One year ago today, I officially became pregnant with Alex and Tony, although we wouldn't know for sure that they "stuck" until the 25th, when I'd alert Striker via BBM that we were pregnant. I kept our struggle with infertility very private (unlike my diagnosis and surgery for Chiari Malformation which I created a whole separate blog about), but feel like I should share our story and make a record of it before it starts to get fuzzy.
I stopped taking The Pill in April of 2006. When I still wasn't pregnant in April of 2008 (and was 6 months post-op from my Chiari surgery) I decided it was time to get things checked out. We did some testing, found the issues were "something' with me, but "unexplained" nonetheless. We tried a few months of Clomid, before we went to a wonderful Reproductive Endocrinologist for further testing and treatment. We did 2 rounds of IUI, and a fresh and frozen cycle of IVF, before we had just enough insurance coverage and funds to pay for one last (fresh) IVF cycle. In other words, it was now or never time.
For some reason, I approached the last round differently than I had the first two. I let everyone know what we were doing (just didn't post it on here) and wanted all of the happy, sticky thoughts we could get. I spent Easter at home in bed resting and took extra time off work. I knew that it would be the last round one way or the other, and did everything I could to improve our chances. I didn't want to look back and wish that I'd stayed in bed just one more day.
We were due to have the big blood test on the 28th, and Striker was out of town the 25th-27th, so I was supposed to be "good" and just wait for the blood test since we'd already spent a small fortune on home pregnancy tests over the years. He was boarding the plane for his trip when I cheated. The first 5 million times I'd hoped I was pregnant, I had all sorts of cute ways planned to tell him. The first time we did IVF, I had a cute way planned to tell our family. When I actually had a postive test? I sent him a BlackBerry Message. I didn't even call, but at that point I thought he might have wanted to keep the news a secret until the blood test results and didn't want him to have to explain the call. (Clearly I wasn't thinking logically and was overwhelmed with joy...as was he when he found out). Completely not the way I thought it would happen, but then again our road to get that positive test wasn't the one I'd planned either.
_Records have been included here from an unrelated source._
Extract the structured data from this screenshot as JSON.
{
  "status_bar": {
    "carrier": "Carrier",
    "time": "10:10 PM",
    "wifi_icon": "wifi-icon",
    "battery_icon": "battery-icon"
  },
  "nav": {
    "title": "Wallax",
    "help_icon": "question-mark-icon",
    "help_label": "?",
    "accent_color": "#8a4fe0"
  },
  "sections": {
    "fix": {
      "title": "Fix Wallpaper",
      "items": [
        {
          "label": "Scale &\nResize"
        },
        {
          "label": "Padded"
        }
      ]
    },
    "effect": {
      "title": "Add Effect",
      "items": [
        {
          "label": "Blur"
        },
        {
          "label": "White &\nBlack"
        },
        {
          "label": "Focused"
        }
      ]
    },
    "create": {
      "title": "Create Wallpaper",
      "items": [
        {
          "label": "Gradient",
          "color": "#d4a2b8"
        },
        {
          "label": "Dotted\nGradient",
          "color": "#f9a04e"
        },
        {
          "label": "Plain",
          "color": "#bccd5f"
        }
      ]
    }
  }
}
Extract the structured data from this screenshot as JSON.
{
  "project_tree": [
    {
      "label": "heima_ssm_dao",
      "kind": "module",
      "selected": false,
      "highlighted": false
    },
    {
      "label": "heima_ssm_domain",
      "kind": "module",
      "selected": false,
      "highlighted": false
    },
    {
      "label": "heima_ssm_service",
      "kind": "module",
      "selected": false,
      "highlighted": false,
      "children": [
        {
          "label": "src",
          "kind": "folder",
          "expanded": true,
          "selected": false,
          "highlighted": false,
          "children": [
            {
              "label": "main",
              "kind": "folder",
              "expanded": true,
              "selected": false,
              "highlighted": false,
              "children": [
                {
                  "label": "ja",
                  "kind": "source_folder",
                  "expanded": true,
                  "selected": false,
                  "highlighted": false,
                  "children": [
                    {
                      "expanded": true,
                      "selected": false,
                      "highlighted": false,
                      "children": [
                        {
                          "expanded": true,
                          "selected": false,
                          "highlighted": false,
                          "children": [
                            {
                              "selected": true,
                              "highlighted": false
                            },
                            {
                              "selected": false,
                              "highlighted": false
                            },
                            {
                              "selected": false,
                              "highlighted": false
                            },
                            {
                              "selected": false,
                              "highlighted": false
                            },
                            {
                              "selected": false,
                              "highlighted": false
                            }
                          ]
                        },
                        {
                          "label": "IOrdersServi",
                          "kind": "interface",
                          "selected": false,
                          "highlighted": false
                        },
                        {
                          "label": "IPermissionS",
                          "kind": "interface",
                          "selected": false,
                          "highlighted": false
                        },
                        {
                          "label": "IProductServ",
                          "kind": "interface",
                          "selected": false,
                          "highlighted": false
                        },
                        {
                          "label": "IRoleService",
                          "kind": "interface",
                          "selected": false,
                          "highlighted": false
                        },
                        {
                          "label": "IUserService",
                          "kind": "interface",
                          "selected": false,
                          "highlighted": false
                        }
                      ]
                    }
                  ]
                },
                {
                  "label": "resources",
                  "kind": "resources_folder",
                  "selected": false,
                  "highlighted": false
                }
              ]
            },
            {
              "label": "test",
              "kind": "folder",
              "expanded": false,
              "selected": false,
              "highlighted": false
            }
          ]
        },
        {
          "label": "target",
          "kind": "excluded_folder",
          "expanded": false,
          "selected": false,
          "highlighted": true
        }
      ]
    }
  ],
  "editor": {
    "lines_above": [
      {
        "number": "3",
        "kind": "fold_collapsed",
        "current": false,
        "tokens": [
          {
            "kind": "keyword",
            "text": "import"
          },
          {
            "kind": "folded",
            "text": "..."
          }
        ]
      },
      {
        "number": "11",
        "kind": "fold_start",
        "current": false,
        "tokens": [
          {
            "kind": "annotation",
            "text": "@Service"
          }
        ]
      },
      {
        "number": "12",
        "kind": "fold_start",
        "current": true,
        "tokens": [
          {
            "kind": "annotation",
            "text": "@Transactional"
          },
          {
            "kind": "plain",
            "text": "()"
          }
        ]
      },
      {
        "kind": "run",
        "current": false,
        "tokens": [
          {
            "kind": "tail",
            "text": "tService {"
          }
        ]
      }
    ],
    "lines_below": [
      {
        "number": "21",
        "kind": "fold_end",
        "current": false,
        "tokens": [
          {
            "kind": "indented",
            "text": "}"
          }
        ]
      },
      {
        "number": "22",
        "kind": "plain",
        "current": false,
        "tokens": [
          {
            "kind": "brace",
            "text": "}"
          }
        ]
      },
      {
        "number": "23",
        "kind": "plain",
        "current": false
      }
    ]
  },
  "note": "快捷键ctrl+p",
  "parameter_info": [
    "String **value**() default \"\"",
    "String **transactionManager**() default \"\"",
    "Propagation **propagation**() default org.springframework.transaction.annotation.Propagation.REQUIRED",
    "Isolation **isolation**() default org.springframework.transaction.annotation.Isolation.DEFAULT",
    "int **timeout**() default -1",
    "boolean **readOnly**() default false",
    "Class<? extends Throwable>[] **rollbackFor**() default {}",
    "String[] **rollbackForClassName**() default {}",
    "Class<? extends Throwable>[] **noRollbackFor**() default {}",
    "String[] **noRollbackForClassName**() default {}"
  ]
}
Last year Easter was on April 12th, our retrieval was the 9th, and the transfer was the 14th. Since we'd given each round of embryos a seasonal name, they became the Easter Eggs. And THAT is why I love Easter Eggs.
And yes, if I look at the pictures of those eggs for more than a few seconds and think about all that they represent, all the heartbreak, pain, hope, patience, and love, I get teary eyed. Apparently motherhood makes me a crier. I'll take it!
7 comments:
so happy they stuck :)
What a great story, Jenn! So happy for all of you that your Easter Eggs turned into.... Santa's Elves? ;-)
Little boys are so cute!
Joy: shared
Tears: understood
Happy Ending: priceless
This story makes me tear up too. I love these little Easter eggs!
So wonderful!! I'm so happy that they stuck!